LAST SUNDAY, thousands of Bari fans flocked to their home ground to get a close-up glimpse of Juventus.

The Italian champions wrapped up their Serie A campaign with a 2-0 win over Reggina but, following crowd trouble in their opponents' previous game, the match was switched 150 miles up the Italian coast. Given that Bari play their football in Serie B, more than 30,000 of the club's supporters jumped at the chance of witnessing Juventus at first hand.

They need not have been so hasty. With the biggest crisis in Italian football about to engulf the country's most popular and successful club, they could be seeing a lot more of the Turin giants next season.

A scandal that has already claimed the scalp of Juve general manager Luciano Moggi could well end in his club's demotion to Italy's second division.

But the fall-out is unlikely to stop there. The fear among Italy's movers and shakers is that the revelations could yet cast a far wider net. If things continue at the current pace, it will not take long for Italian football to come crashing to its knees.

As with most things in the politically-charged environment of Italian sport, the current crisis combines its fair share of mystery and intrigue. Claim has matched counter-claim in recent weeks, but the basic facts are clear.

After more than two years of investigation, Italian prosecutors have unearthed thousands of pages of phone-tapping recordings that place Moggi at the heart of a far-reaching network that has systematically manipulated the Italian game.
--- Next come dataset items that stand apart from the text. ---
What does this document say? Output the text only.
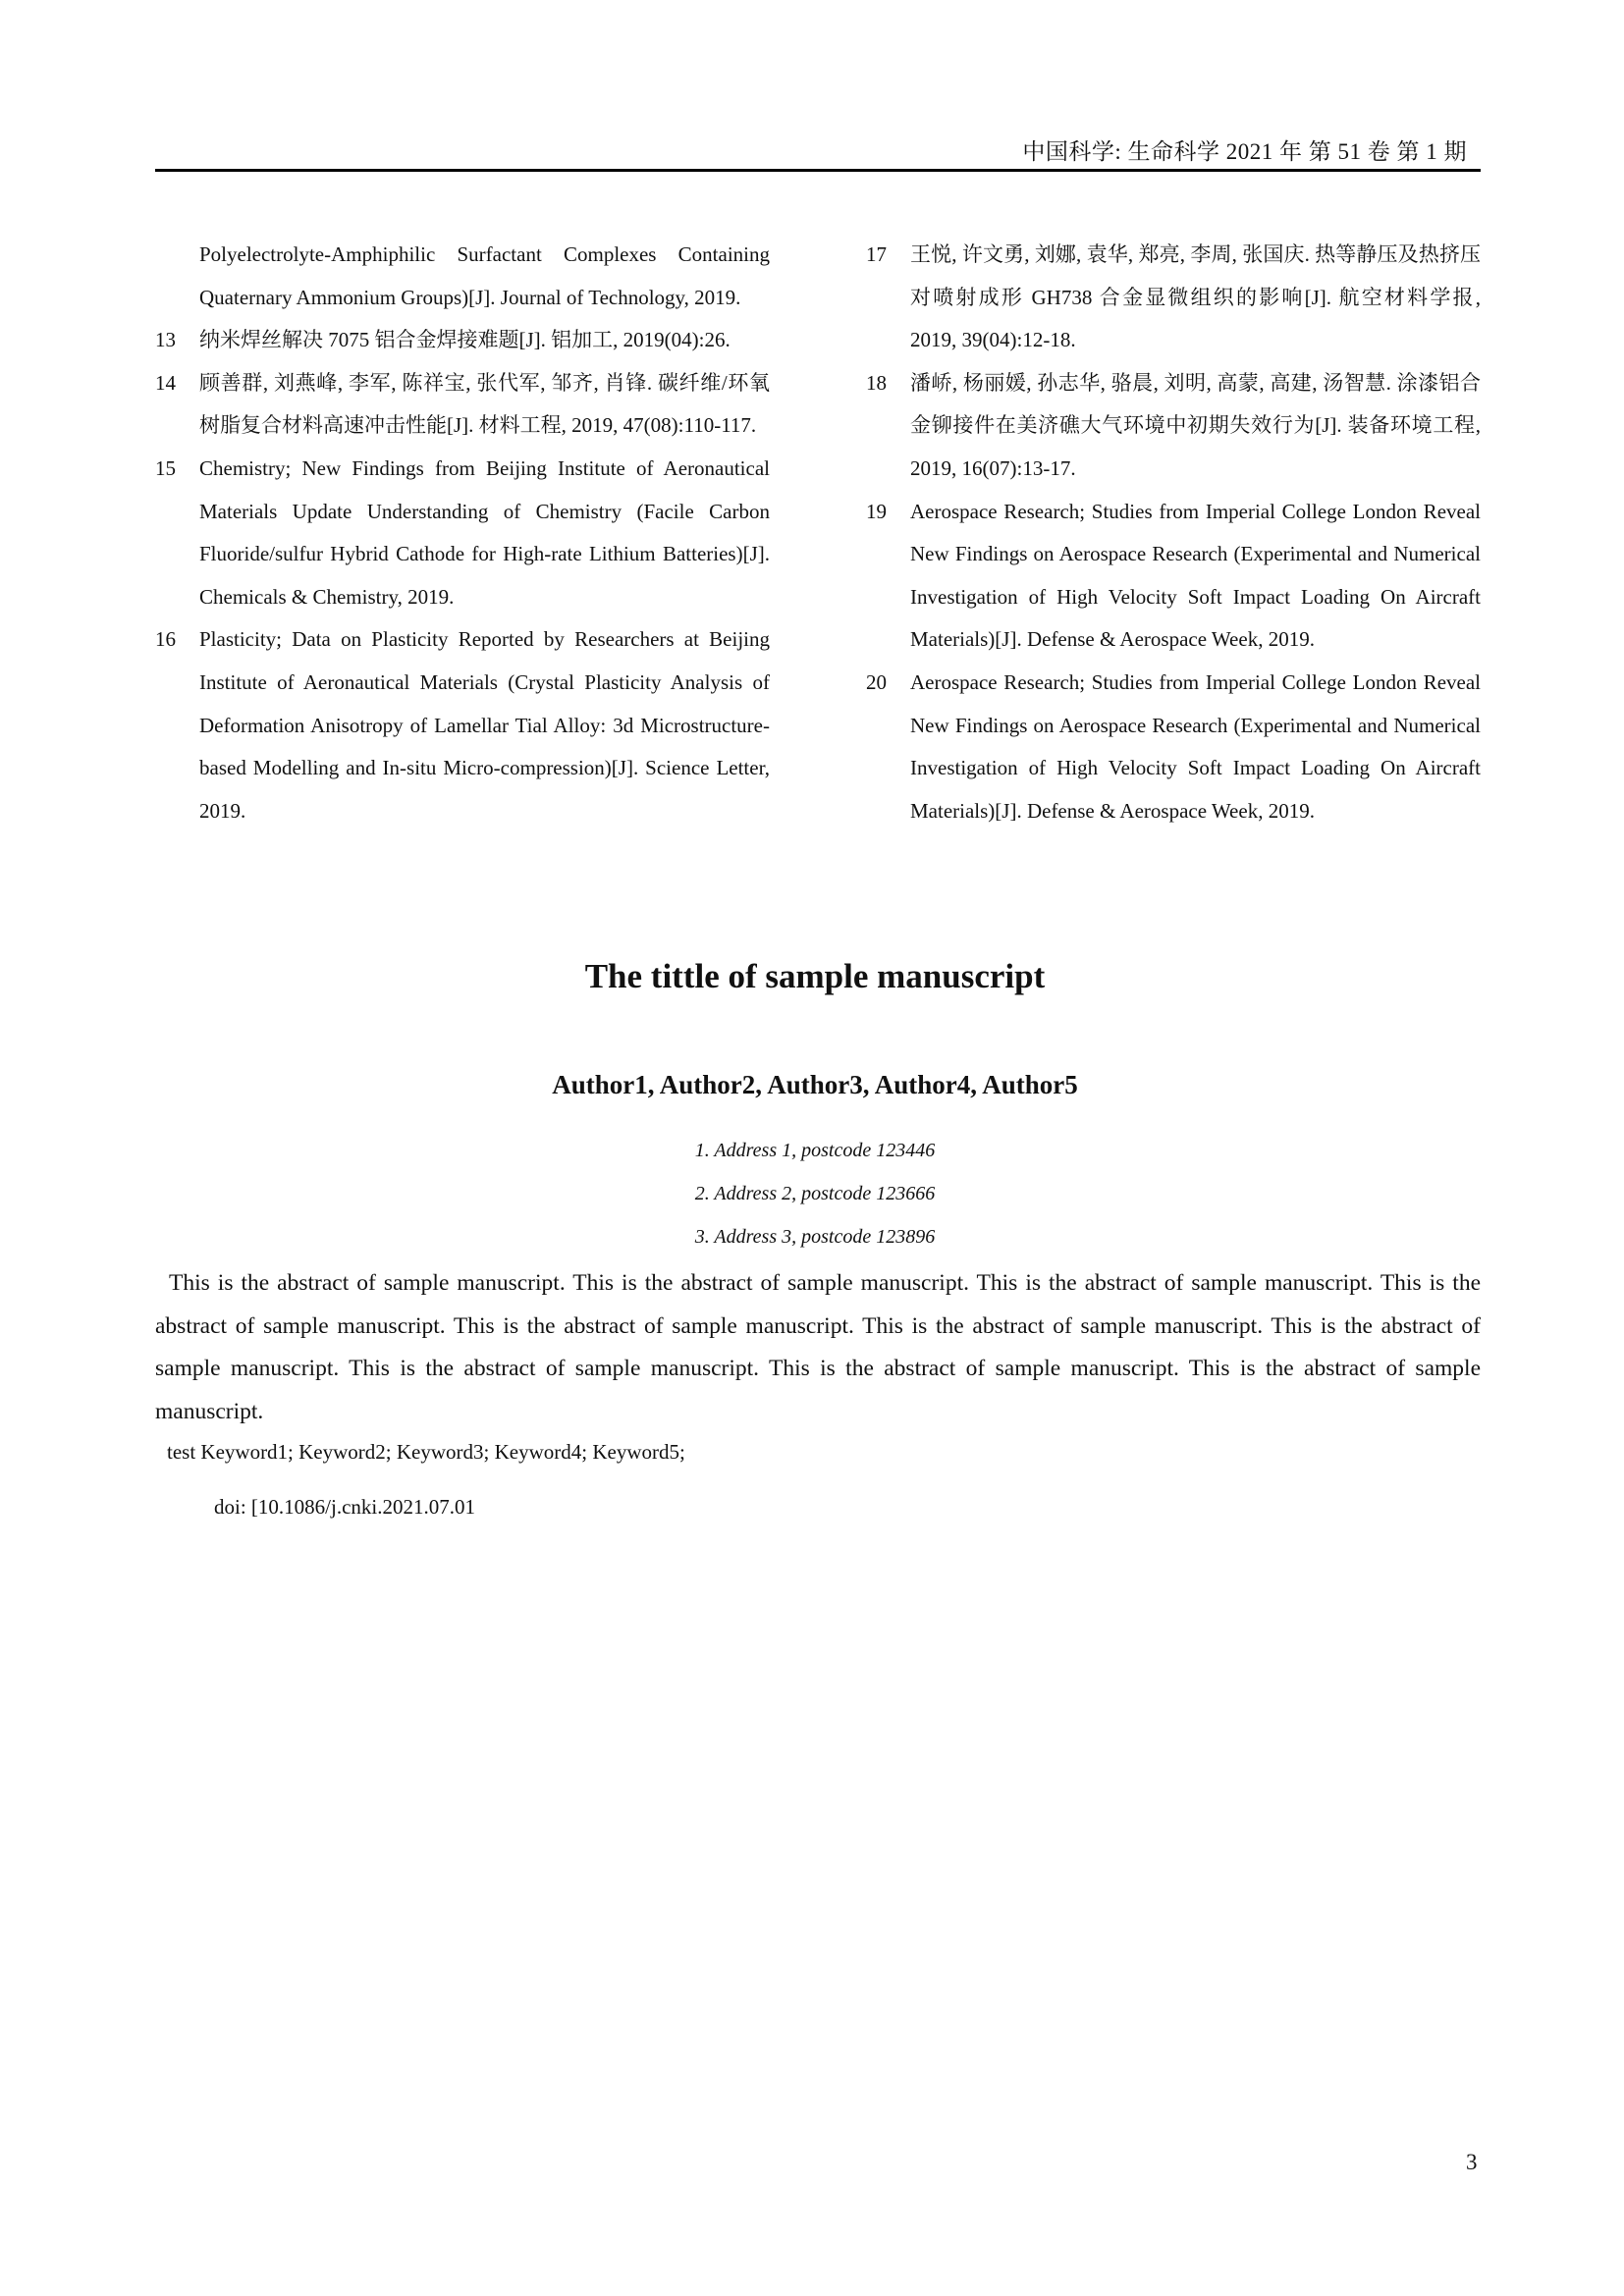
中国科学: 生命科学 2021 年 第 51 卷 第 1 期
Polyelectrolyte-Amphiphilic Surfactant Complexes Containing Quaternary Ammonium Groups)[J]. Journal of Technology, 2019.
13	纳米焊丝解决 7075 铝合金焊接难题[J]. 铝加工, 2019(04):26.
14	顾善群, 刘燕峰, 李军, 陈祥宝, 张代军, 邹齐, 肖锋. 碳纤维/环氧树脂复合材料高速冲击性能[J]. 材料工程, 2019, 47(08):110-117.
15	Chemistry; New Findings from Beijing Institute of Aeronautical Materials Update Understanding of Chemistry (Facile Carbon Fluoride/sulfur Hybrid Cathode for High-rate Lithium Batteries)[J]. Chemicals & Chemistry, 2019.
16	Plasticity; Data on Plasticity Reported by Researchers at Beijing Institute of Aeronautical Materials (Crystal Plasticity Analysis of Deformation Anisotropy of Lamellar Tial Alloy: 3d Microstructure-based Modelling and In-situ Micro-compression)[J]. Science Letter, 2019.
17	王悦, 许文勇, 刘娜, 袁华, 郑亮, 李周, 张国庆. 热等静压及热挤压对喷射成形 GH738 合金显微组织的影响[J]. 航空材料学报, 2019, 39(04):12-18.
18	潘峤, 杨丽媛, 孙志华, 骆晨, 刘明, 高蒙, 高建, 汤智慧. 涂漆铝合金铆接件在美济礁大气环境中初期失效行为[J]. 装备环境工程, 2019, 16(07):13-17.
19	Aerospace Research; Studies from Imperial College London Reveal New Findings on Aerospace Research (Experimental and Numerical Investigation of High Velocity Soft Impact Loading On Aircraft Materials)[J]. Defense & Aerospace Week, 2019.
20	Aerospace Research; Studies from Imperial College London Reveal New Findings on Aerospace Research (Experimental and Numerical Investigation of High Velocity Soft Impact Loading On Aircraft Materials)[J]. Defense & Aerospace Week, 2019.
The tittle of sample manuscript
Author1, Author2, Author3, Author4, Author5
1. Address 1, postcode 123446
2. Address 2, postcode 123666
3. Address 3, postcode 123896
This is the abstract of sample manuscript. This is the abstract of sample manuscript. This is the abstract of sample manuscript. This is the abstract of sample manuscript. This is the abstract of sample manuscript. This is the abstract of sample manuscript. This is the abstract of sample manuscript. This is the abstract of sample manuscript. This is the abstract of sample manuscript. This is the abstract of sample manuscript.
test Keyword1; Keyword2; Keyword3; Keyword4; Keyword5;
doi: [10.1086/j.cnki.2021.07.01
3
Nine referees have been named as Moggi's foot soldiers - one, Massimo De Sanctis, has subsequently been banned from officiating in the World Cup - and all have been accused of favouring Juventus in crucial games over the last two seasons.

Others, who were not in the paymaster's pocket, have come forward to reveal the methods used to intimidate those who refused to be bought.

Gianluca Paparesta, one of Italy's most senior officials, was locked in a dressing room along with his linesman after a Juventus defeat last season.

"If I reported the incident," he claimed, "they'd have run me out of the game." Ironically, that is exactly what is now happening to Moggi and the rest of his clique.

The man at the centre of the scandal resigned on Monday morning facing charges ranging from criminal conspiracy to intimidation and kidnapping.

Later in the day, the entire Juventus board also stood down in an attempt to distance the club from the conspiracy.

It is unlikely to work. Juventus, owned by the powerful Agnelli family, who also control car manufacturers Fiat, are almost certain to be relegated to Serie B despite celebrating their 29th Serie A title on Sunday.

On Tuesday, the Milan stock exchange suspended trading in the club's shares for the second day in succession after more than £40m, or 20 per cent of Juve's total value, was wiped off its market price in the space of a week.

Crucially, there is a precedent at work here. In 1980, AC Milan and Lazio were relegated to Serie B after an investigation into match-fixing and, four years ago, Fiorentina were demoted to Serie C2 after a series of financial irregularities led to judicially-controlled administration.

With that in mind, it is difficult to see how Juventus can wriggle out of the current mess. But the scandal does not stop there.

Forty-one people in total are being investigated for alleged match-fixing and referee-manipulation and they include senior officials at both Fiorentina and Lazio. Neither of those clubs is safe from the threat of the drop.

Similarly, the national power-brokers of the Italian game are shifting uneasily in their seats. If Juventus are merely pawns in a far bigger game - as Moggi is intimating he will claim when he is interrogated by police in Naples - the entire infrastructure of Italian football could be about to come crashing to the ground.

Already, Italian Football Federation (FIGC) president Franco Carraro and vice-president Innocenzo Mazzini have fallen on their swords and, with magistrates in Naples having widened their investigations to take in allegations of related illegal betting, the current claims could prove to be the tip of a very large iceberg.

If that proves to be the case, the reputation of Italian football will be well and truly sunk.

The reputation of English cricket will follow it unless last weekend's comical capers against Sri Lanka are not repeated this summer.

Catches went down quicker than a 20-stone parachutist as Andrew Flintoff's side failed to kill off their opponents despite enforcing the follow-on with Sri Lanka still trailing by 359 runs.

When even the normally-dependable Paul Collingwood is spilling straight-forward opportunities, something is clearly amiss. It could be a case of early-season rustiness and, if so, normal service should be resumed when England begin the second Test at Edgbaston next Thursday.

But, more worryingly, it could also be a case of 'After the Lord Mayor's Show' following the hysteria that accompanied last summer's Ashes series.

If England are struggling to motivate themselves for this summer's schedule, they risk losing all of the momentum they gathered 12 months ago.

With cricket removed from terrestrial television, it will not take much for the sport to be forgotten amidst the hurly-burly of football's World Cup.